Voyons d'abord les textes.

Luc 23, 13-25  :23:13 Pilate, ayant assemblé les principaux sacrificateurs, les magistrats, et le peuple, leur dit:

23:14 Vous m`avez amené cet homme comme excitant le peuple à la révolte. Et voici, je l`ai interrogé devant vous, et je ne l`ai trouvé coupable d`aucune des choses dont vous l`accusez;

23:15 Hérode non plus, car il nous l`a renvoyé, et voici, cet homme n`a rien fait qui soit digne de mort.

23:16 Je le relâcherai donc, après l`avoir fait battre de verges.

23:17 A chaque fête, il était obligé de leur relâcher un prisonnier.

23:18 Ils s`écrièrent tous ensemble: Fais mourir celui-ci, et relâche-nous Barabbas.
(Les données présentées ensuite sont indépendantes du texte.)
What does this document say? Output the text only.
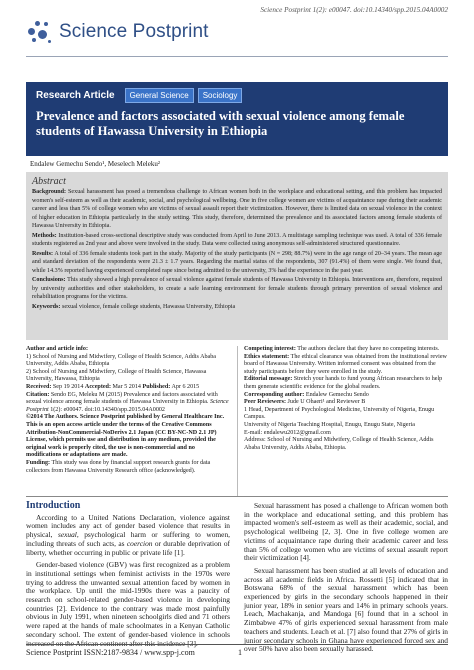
Science Postprint 1(2): e00047. doi:10.14340/spp.2015.04A0002
Science Postprint
Research Article	General Science	Sociology
Prevalence and factors associated with sexual violence among female students of Hawassa University in Ethiopia
Endalew Gemechu Sendo¹, Meselech Meleku²
Abstract

Background: Sexual harassment has posed a tremendous challenge to African women both in the workplace and educational setting, and this problem has impacted women's self-esteem as well as their academic, social, and psychological wellbeing. One in five college women are victims of acquaintance rape during their academic career and less than 5% of college women who are victims of sexual assault report their victimization. However, there is limited data on sexual violence in the context of higher education in Ethiopia particularly in the study setting. This study, therefore, determined the prevalence and its associated factors among female students of Hawassa University in Ethiopia.

Methods: Institution-based cross-sectional descriptive study was conducted from April to June 2013. A multistage sampling technique was used. A total of 336 female students registered as 2nd year and above were involved in the study. Data were collected using anonymous self-administered structured questionnaire.

Results: A total of 336 female students took part in the study. Majority of the study participants (N = 298; 88.7%) were in the age range of 20–34 years. The mean age and standard deviation of the respondents were 21.3 ± 1.7 years. Regarding the marital status of the respondents, 307 (91.4%) of them were single. We found that, while 14.3% reported having experienced completed rape since being admitted to the university, 3% had the experience in the past year.

Conclusions: This study showed a high prevalence of sexual violence against female students of Hawassa University in Ethiopia. Interventions are, therefore, required by university authorities and other stakeholders, to create a safe learning environment for female students through primary prevention of sexual violence and rehabilitation programs for the victims.

Keywords: sexual violence, female college students, Hawassa University, Ethiopia

Author and article info:
1) School of Nursing and Midwifery, College of Health Science, Addis Ababa University, Addis Ababa, Ethiopia
2) School of Nursing and Midwifery, College of Health Science, Hawassa University, Hawassa, Ethiopia
Received: Sep 19 2014 Accepted: Mar 5 2014 Published: Apr 6 2015
Citation: Sendo EG, Meleku M (2015) Prevalence and factors associated with sexual violence among female students of Hawassa University in Ethiopia. Science Postprint 1(2): e00047. doi:10.14340/spp.2015.04A0002
©2014 The Authors. Science Postprint published by General Healthcare Inc. This is an open access article under the terms of the Creative Commons Attribution-NonCommercial-NoDerivs 2.1 Japan (CC BY-NC-ND 2.1 JP) License, which permits use and distribution in any medium, provided the original work is properly cited, the use is non-commercial and no modifications or adaptations are made.
Funding: This study was done by financial support research grants for data collectors from Hawassa University Research office (acknowledged).
Competing interest: The authors declare that they have no competing interests.
Ethics statement: The ethical clearance was obtained from the institutional review board of Hawassa University. Written informed consent was obtained from the study participants before they were enrolled in the study.
Editorial message: Stretch your hands to fund young African researchers to help them generate scientific evidence for the global readers.
Corresponding author: Endalew Gemechu Sendo
Peer Reviewers: Jude U Ohaeri¹ and Reviewer B
1 Head, Department of Psychological Medicine, University of Nigeria, Enugu Campus.
University of Nigeria Teaching Hospital, Enugu, Enugu State, Nigeria
E-mail: endalewu2012@gmail.com
Address: School of Nursing and Midwifery, College of Health Science, Addis Ababa University, Addis Ababa, Ethiopia.
Introduction

According to a United Nations Declaration, violence against women includes any act of gender based violence that results in physical, sexual, psychological harm or suffering to women, including threats of such acts, as coercion or durable deprivation of liberty, whether occurring in public or private life [1].

Gender-based violence (GBV) was first recognized as a problem in institutional settings when feminist activists in the 1970s were trying to address the unwanted sexual attention faced by women in the workplace. Up until the mid-1990s there was a paucity of research on school-related gender-based violence in developing countries [2]. Evidence to the contrary was made most painfully obvious in July 1991, when nineteen schoolgirls died and 71 others were raped at the hands of male schoolmates in a Kenyan Catholic secondary school. The extent of gender-based violence in schools increased on the African continent after this incidence [3].

Sexual harassment has posed a challenge to African women both in the workplace and educational setting, and this problem has impacted women's self-esteem as well as their academic, social, and psychological wellbeing [2, 3]. One in five college women are victims of acquaintance rape during their academic career and less than 5% of college women who are victims of sexual assault report their victimization [4].

Sexual harassment has been studied at all levels of education and across all academic fields in Africa. Rossetti [5] indicated that in Botswana 68% of the sexual harassment which has been experienced by girls in the secondary schools happened in their junior year, 18% in senior years and 14% in primary schools years. Leach, Machakanja, and Mandoga [6] found that in a school in Zimbabwe 47% of girls experienced sexual harassment from male teachers and students. Leach et al. [7] also found that 27% of girls in junior secondary schools in Ghana have experienced forced sex and over 50% have also been sexually harassed.

Science Postprint ISSN:2187-9834 / www.spp-j.com	1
23:19 Cet homme avait été mis en prison pour une sédition qui avait eu lieu dans la ville, et pour un meurtre.

23:20 Pilate leur parla de nouveau, dans l`intention de relâcher Jésus.

23:21 Et ils crièrent: Crucifie, crucifie-le!

23:22 Pilate leur dit pour la troisième fois: Quel mal a-t-il fait? Je n`ai rien trouvé en lui qui mérite la mort. Je le relâcherai donc, après l`avoir fait battre de verges.

23:23 Mais ils insistèrent à grands cris, demandant qu`il fût crucifié. Et leurs cris l`emportèrent:

23:24 Pilate prononça que ce qu`ils demandaient serait fait.

23:25 Il relâcha celui qui avait été mis en prison pour sédition et pour meurtre, et qu`ils réclamaient; et il livra Jésus à leur volonté.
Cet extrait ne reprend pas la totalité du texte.